Kouchner shrugged at that challenge, then replied: "This epidemic has gotten ahead of us completely. We cannot have a perfect strategy against it. But we must move as swiftly as we can wherever we can, and of course that means we must move into the battle of providing access to real and continuing care for the mothers.
"But let us also start now with what we can realistically do, and save the babies now that we can do it."
NEW SURGERY TECHNIQUES
Other successful efforts in HIV- prevention in newborns through surgical delivery were reported during the Geneva conference by researchers from several advanced countries.
In one trial, Dr. Laurent Mandelbrot of France's National Center for Health and Medical Research and his colleagues were able to cut the infection rate among newborns to less than 1 percent using a combination of drugs and early delivery by cesarean section.

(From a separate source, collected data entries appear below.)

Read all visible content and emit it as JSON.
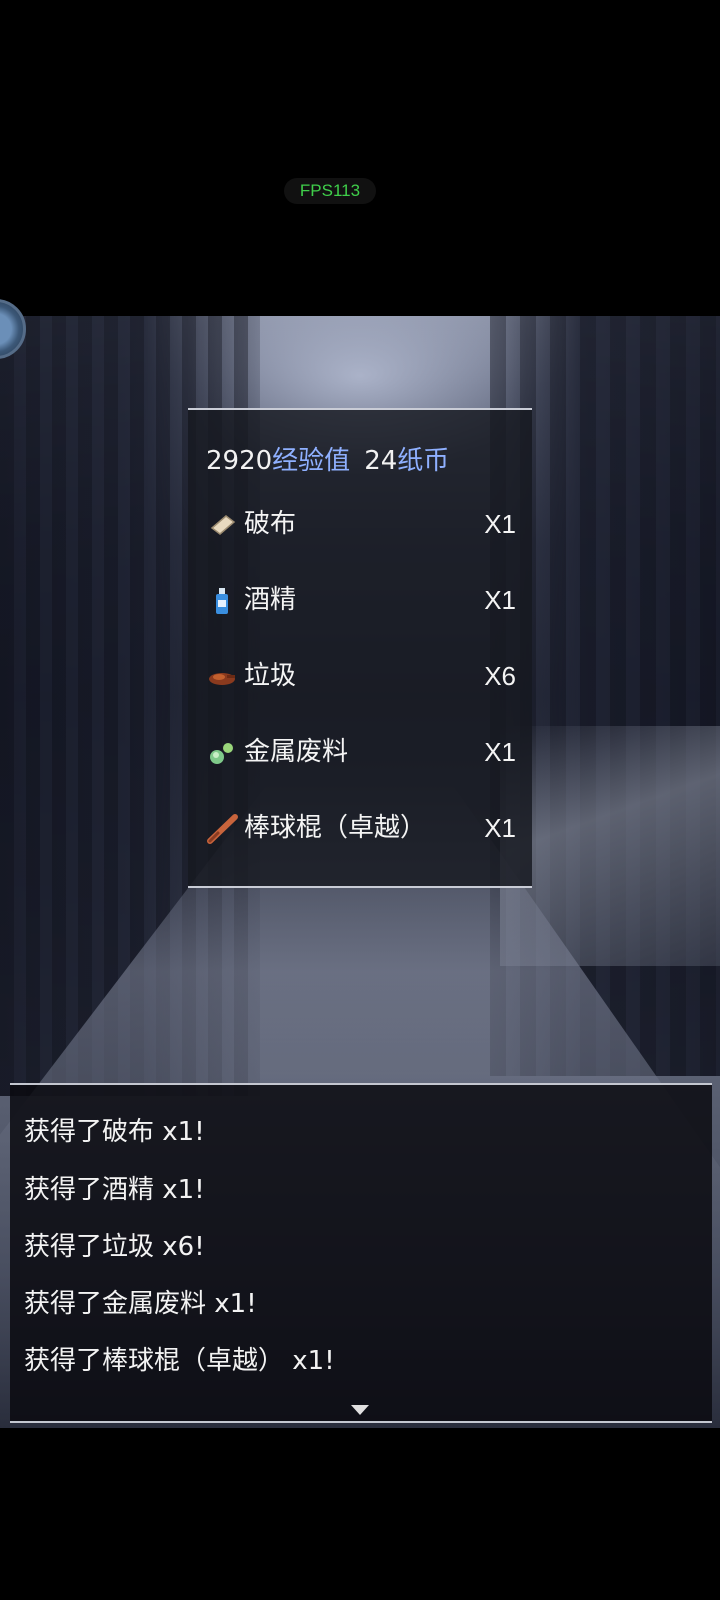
{
  "status": {
    "fps_label": "FPS113",
    "fps_color": "#3fce4a"
  },
  "rewards": {
    "exp_value": "2920",
    "exp_unit": "经验值",
    "coin_value": "24",
    "coin_unit": "纸币",
    "unit_color": "#8fb0ff",
    "items": [
      {
        "name": "破布",
        "count": "X1",
        "icon": "cloth-icon"
      },
      {
        "name": "酒精",
        "count": "X1",
        "icon": "alcohol-bottle-icon"
      },
      {
        "name": "垃圾",
        "count": "X6",
        "icon": "garbage-icon"
      },
      {
        "name": "金属废料",
        "count": "X1",
        "icon": "metal-scrap-icon"
      },
      {
        "name": "棒球棍（卓越）",
        "count": "X1",
        "icon": "baseball-bat-icon"
      }
    ]
  },
  "log": {
    "lines": [
      "获得了破布 x1!",
      "获得了酒精 x1!",
      "获得了垃圾 x6!",
      "获得了金属废料 x1!",
      "获得了棒球棍（卓越） x1!"
    ]
  }
}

AZT was administered to more than 900 HIV-infected pregnant women during their last four weeks of pregnancy. The babies were then delivered by C-section before their virus-infected membranes broke and labor began. AZT was also given to the babies for several weeks after birth.
In one series of 133 cesarean deliveries, for example, AZT protection plus the elective surgery resulted in only a single baby born with HIV, Mandelbrot said. Full results will be published this week in the Journal of the American Medical Association
Mandelbrot conceded that although the procedure could be recommended in every country where access to safe operations is widespread, most poor nations can barely afford skilled surgery for their sickest people -- let alone to protect babies from AIDS.